Statistics Definitions > Estimator
What is an Estimator?
An estimator is a statistic that estimates some fact about the population. You can also think of an estimator as the rule that creates an estimate. For example, the sample mean(x̄) is an estimator for the population mean, μ.
The quantity that is being estimated (i.e. the one you want to know) is called the estimand. For example, let’s say you wanted to know the average height of children in a certain school with a population of 1000 students. You take a sample of 30 children, measure them and find that the mean height is 56 inches. This is your sample mean, the estimator. You use the sample mean to estimate that the population mean (your estimand) is about 56 inches.
Point vs. Interval
Estimators can be a range of values (like a confidence interval) or a single value (like the standard deviation). When an estimator is a range of values, it’s called an interval estimate. For the height example above, you might add on a confidence interval of a couple of inches either way, say 54 to 58 inches. When it is a single value — like 56 inches — it’s called a point estimate.

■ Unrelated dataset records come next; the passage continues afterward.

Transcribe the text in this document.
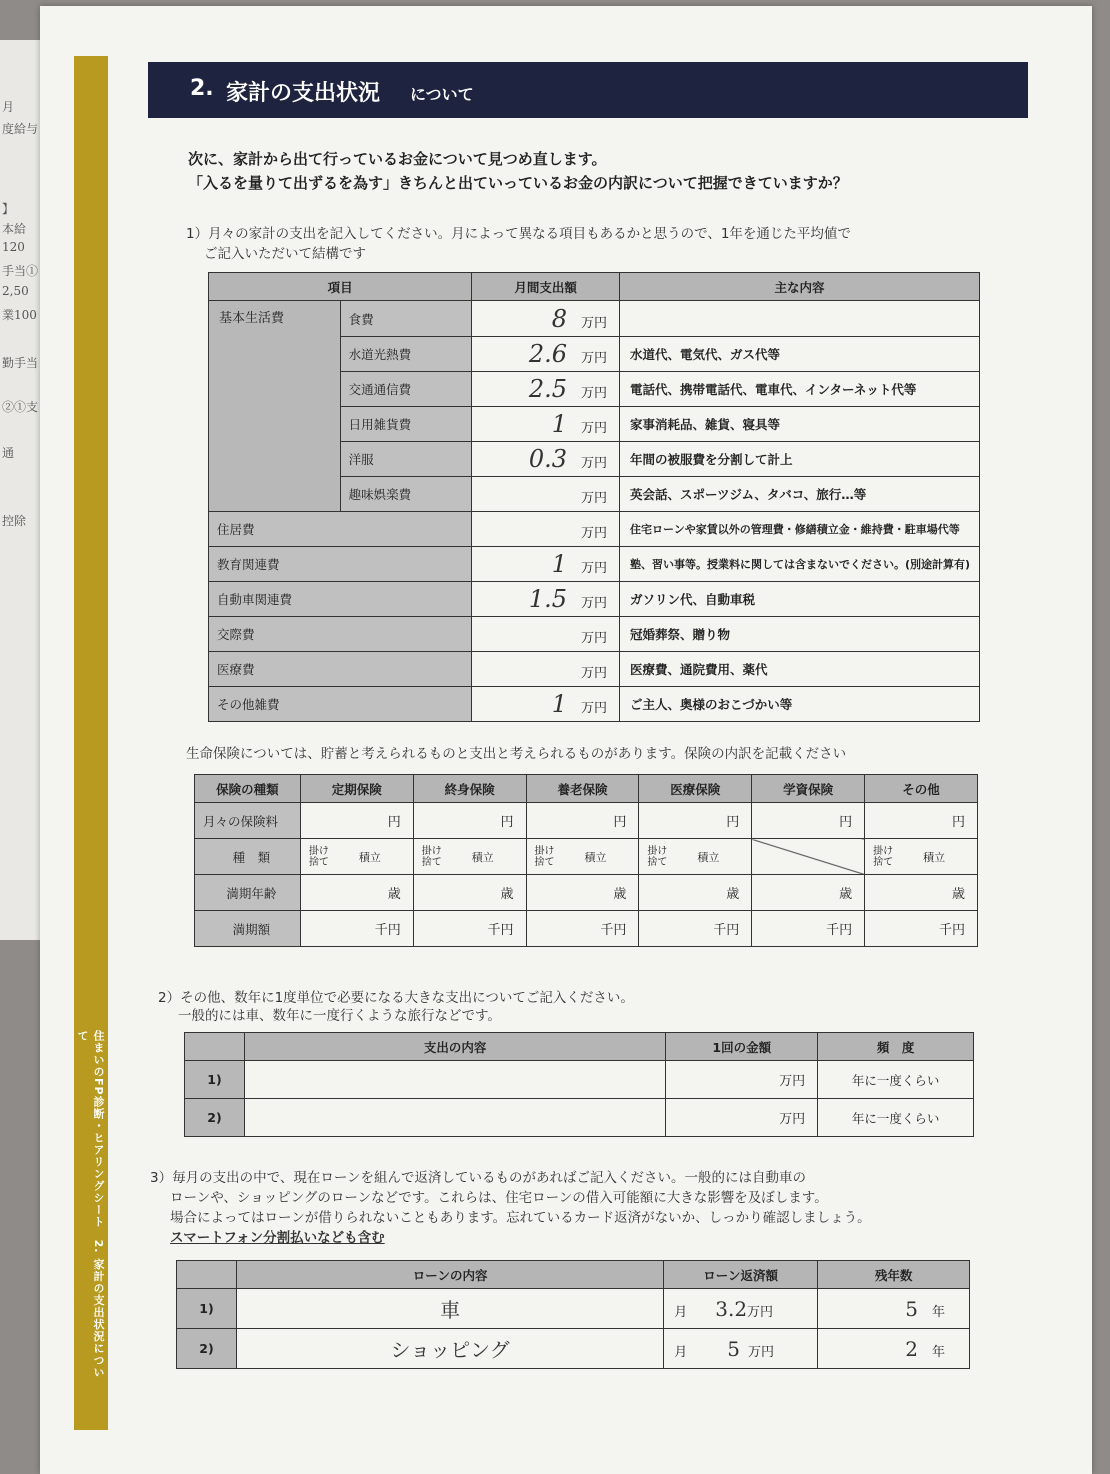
月
度給与
】
本給
120
手当①
2,50
業100
勤手当
②①支
通
控除
住まいのFP診断・ヒアリングシート　2. 家計の支出状況について
2. 家計の支出状況 について
次に、家計から出て行っているお金について見つめ直します。
「入るを量りて出ずるを為す」きちんと出ていっているお金の内訳について把握できていますか？
1）月々の家計の支出を記入してください。月によって異なる項目もあるかと思うので、1年を通じた平均値で
ご記入いただいて結構です
項目		月間支出額	主な内容
基本生活費	食費	8 万円	
	水道光熱費	2.6 万円	水道代、電気代、ガス代等
	交通通信費	2.5 万円	電話代、携帯電話代、電車代、インターネット代等
	日用雑貨費	1 万円	家事消耗品、雑貨、寝具等
	洋服	0.3 万円	年間の被服費を分割して計上
	趣味娯楽費	万円	英会話、スポーツジム、タバコ、旅行…等
住居費		万円	住宅ローンや家賃以外の管理費・修繕積立金・維持費・駐車場代等
教育関連費		1 万円	塾、習い事等。授業料に関しては含まないでください。(別途計算有)
自動車関連費		1.5 万円	ガソリン代、自動車税
交際費		万円	冠婚葬祭、贈り物
医療費		万円	医療費、通院費用、薬代
その他雑費		1 万円	ご主人、奥様のおこづかい等
生命保険については、貯蓄と考えられるものと支出と考えられるものがあります。保険の内訳を記載ください
保険の種類	定期保険	終身保険	養老保険	医療保険	学資保険	その他
月々の保険料	円	円	円	円	円	円
種　類	掛け捨て 積立	掛け捨て 積立	掛け捨て 積立	掛け捨て 積立		掛け捨て 積立
満期年齢	歳	歳	歳	歳	歳	歳
満期額	千円	千円	千円	千円	千円	千円
2）その他、数年に1度単位で必要になる大きな支出についてご記入ください。
一般的には車、数年に一度行くような旅行などです。
	支出の内容	1回の金額	頻　度
1)		万円	年に一度くらい
2)		万円	年に一度くらい
3）毎月の支出の中で、現在ローンを組んで返済しているものがあればご記入ください。一般的には自動車の
ローンや、ショッピングのローンなどです。これらは、住宅ローンの借入可能額に大きな影響を及ぼします。
場合によってはローンが借りられないこともあります。忘れているカード返済がないか、しっかり確認しましょう。
スマートフォン分割払いなども含む
	ローンの内容	ローン返済額	残年数
1)	車	月 3.2万円	5 年
2)	ショッピング	月 5 万円	2 年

Estimators can be described in several ways (click on the bold word for the main article on that term):
- Biased: a statistic that is either an overestimate or an underestimate.
- Efficient: a statistic with small variances (the one with the smallest possible variance is also called the “best”). Inefficient estimators can give you good results as well, but they usually requires much larger samples.
- Invariant: statistics that are not easily changed by transformations, like simple data shifts.
- Shrinkage: a raw estimate that’s improved by combining it with other information. See also: The James-Stein estimator.
- Sufficient: a statistic that estimates the population parameter as well as if you knew all of the data in all possible samples.
- Unbiased: an accurate statistic that neither underestimates nor overestimates.